Брелавай, который все это время замещал Итале на посту главного редактора журнала, хотел тут же передать ему бразды правления, но Итале не торопился снова взваливать на себя всю ответственность, и многие его в этом поддерживали: сейчас, как никогда, всем им нужно было быть очень осторожными, а Итале власти считают неисправимым бунтарем, и первое же его публичное выступление может поставить под удар как его самого, так и сотрудников редакции. Денег у него благодаря накопившемуся за два года жалованью было пока достаточно, да и в курс дела он еще как следует не вошел. Он тем не менее сотрудничал с журналом почти бесплатно, вместе с Санджусто делая репортажи о заседаниях ассамблеи, а заодно и проверяя, можно ли ему уже безнаказанно печататься в журнале. Оба просиживали на галерее в Зале Собраний целыми днями и слушали бесконечные дискуссии, которые вели на латыни депутаты, весьма немногочисленные в это летнее время. Репортеры остальных изданий даже не давали себе труда присутствовать на подобных заседаниях, а «Меркурий» получал сводку предполагаемых изменений прямо из канцелярии председателя ассамблеи. Однажды, чтобы развеять скуку, Санджусто и Итале придумали в одном из своих материалов описать дебаты, которые якобы велись в Национальном Династическом Собрании обоих египетских царств 11 августа 1830 г. до н. э. Выглядело это примерно так:
«Президент: — Предоставляю слово господину Афазису, депутату Карнака.
Господин Афазис: — Господа! По непроверенным данным, которые предоставил нам уважаемый депутат от Птуна-Ниле, две телеги поистине бесценного груза — куриных яиц и редиски, — а также небольшая повозка с мумифицированными кошками были на целых шестьдесят два часа задержаны и подвергнуты тщательнейшему осмотру у Западных ворот главного города страны, где обитает Его Божественное Величество. Итак, достоверны ли эти данные? И может ли вообще служить материальным доказательством то, что куриные яйца и редис попали к заказчику абсолютно несъедобными, а мумии кошек, этих священных животных, подгнили из-за совершенно не соответствующих требованиям условий хранения, ибо слишком долго находились на жаре?…»
Брелавай напечатал эту шутку в одном из номеров журнала за подписью «Хеопс», и цензура материал пропустила. Он оказался последним из посвященных дебатам в ассамблее.

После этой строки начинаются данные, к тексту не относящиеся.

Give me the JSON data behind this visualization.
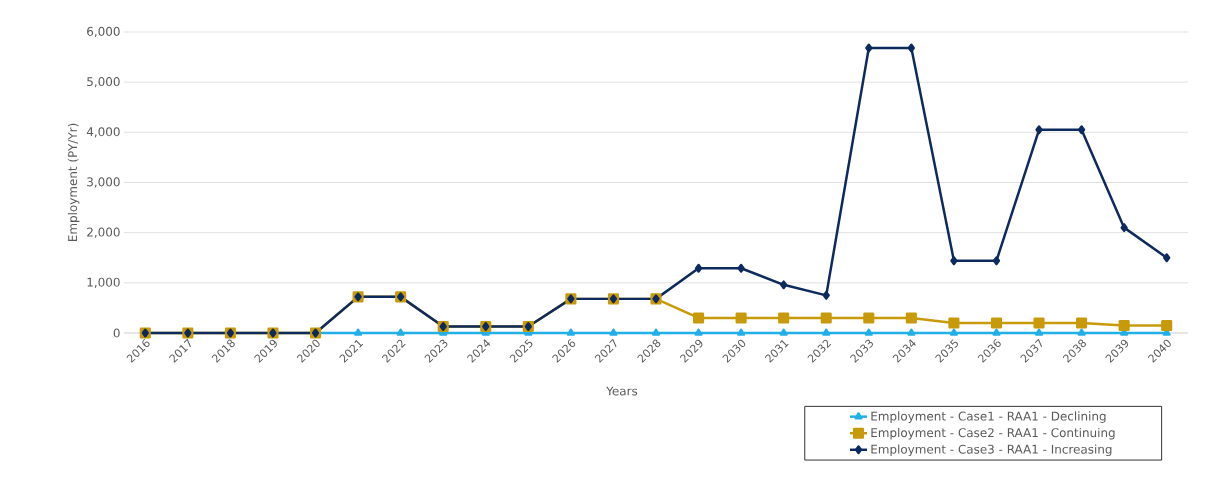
{
  "chart_data": {
    "type": "line",
    "xlabel": "Years",
    "ylabel": "Employment (PY/Yr)",
    "categories": [
      "2016",
      "2017",
      "2018",
      "2019",
      "2020",
      "2021",
      "2022",
      "2023",
      "2024",
      "2025",
      "2026",
      "2027",
      "2028",
      "2029",
      "2030",
      "2031",
      "2032",
      "2033",
      "2034",
      "2035",
      "2036",
      "2037",
      "2038",
      "2039",
      "2040"
    ],
    "series": [
      {
        "name": "Employment - Case1 - RAA1 - Declining",
        "color": "#22aee6",
        "marker": "triangle",
        "values": [
          null,
          null,
          null,
          null,
          0,
          0,
          0,
          0,
          0,
          0,
          0,
          0,
          0,
          0,
          0,
          0,
          0,
          0,
          0,
          0,
          0,
          0,
          0,
          0,
          0
        ]
      },
      {
        "name": "Employment - Case2 - RAA1 - Continuing",
        "color": "#c89a0a",
        "marker": "square",
        "values": [
          0,
          0,
          0,
          0,
          0,
          720,
          720,
          130,
          130,
          130,
          680,
          680,
          680,
          300,
          300,
          300,
          300,
          300,
          300,
          200,
          200,
          200,
          200,
          150,
          150
        ]
      },
      {
        "name": "Employment - Case3 - RAA1 - Increasing",
        "color": "#0d2a5f",
        "marker": "diamond",
        "values": [
          0,
          0,
          0,
          0,
          0,
          720,
          720,
          130,
          130,
          130,
          680,
          680,
          680,
          1290,
          1290,
          960,
          750,
          5680,
          5680,
          1440,
          1440,
          4050,
          4050,
          2100,
          1500
        ]
      }
    ],
    "ylim": [
      0,
      6000
    ],
    "yticks": [
      {
        "value": 0,
        "label": "0"
      },
      {
        "value": 1000,
        "label": "1,000"
      },
      {
        "value": 2000,
        "label": "2,000"
      },
      {
        "value": 3000,
        "label": "3,000"
      },
      {
        "value": 4000,
        "label": "4,000"
      },
      {
        "value": 5000,
        "label": "5,000"
      },
      {
        "value": 6000,
        "label": "6,000"
      }
    ],
    "grid": "y",
    "legend": "bottom right",
    "line_style": "solid"
  }
}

Ибо на следующий день, после открытия заседания, на трибуну поднялся премьер-министр Корнелиус и от имени великой герцогини Марии попросил отложить работу ассамблеи до октября, поскольку плохое самочувствие герцогини, связанное с жарой, помешало ей достаточно внимательно изучить решения, принятые депутатами, и одобрить их или же наложить на них вето. Председательствующий, представитель старинного аристократического рода и политик правого толка, все дебаты, разумеется, тут же прекратил и предложил отложить сессию до середины осени, а когда представители левых сил запротестовали, правые демонстративно покинули зал, поставив протестующих перед невозможностью принятия иного решения в отсутствие необходимого кворума в семьдесят человек. Все это заняло не более восьми минут. Итале и Санджусто даже пришлось сравнивать свои записи, чтобы быть уверенными, что они успели записать все, что произошло на заседании ассамблеи. С этими новостями они тут же направились в кафе «Иллирика», но, увы, опоздали: людям, лишенным работы, только и требовались подобная тема для споров и повод для возмущения. Закрытие парламента, деятельность которого до сих пор никого особенно не интересовала, вдруг оказалось в центре всеобщего внимания. Итале и Санджусто, и сами оказавшись без работы, бродили по раскаленным улицам, гудевшим, как встревоженный улей, слушали и зорко смотрели по сторонам. В парке народа было особенно много, как в праздник. В конце широкой каштановой аллеи у ворот дворца Синалья, теперь опустевшего, была выставлена усиленная охрана. Вся дворцовая стража, казалось, была поставлена теперь у ворот и дверей Рукха, мрачно возвышавшегося посреди площади, совершенно неприступного и, казалось, поджарившегося и ставшего красно-коричневым на жарком августовском солнце. Почти все магазины на улице Палазай, соединявшей оба дворца, были закрыты; витрины спрятались за железными ставнями. Бульвар Мользен над опустевшей рекой казался особенно длинным и раскаленным; одинокая баржа плыла вниз по течению и казалась черной в слепящем солнечном свете. Когда Итале и Санджусто пришли в редакцию, там их уже поджидал Орагон, явившийся прямо из зала суда. Все двери, рассказывал он, заперты, да и рты свои депутаты стараются держать на запоре. Ходят слухи, что вчера ночью из Вены прибыл курьер. Но, с другой стороны, курьеры из Вены приезжают постоянно…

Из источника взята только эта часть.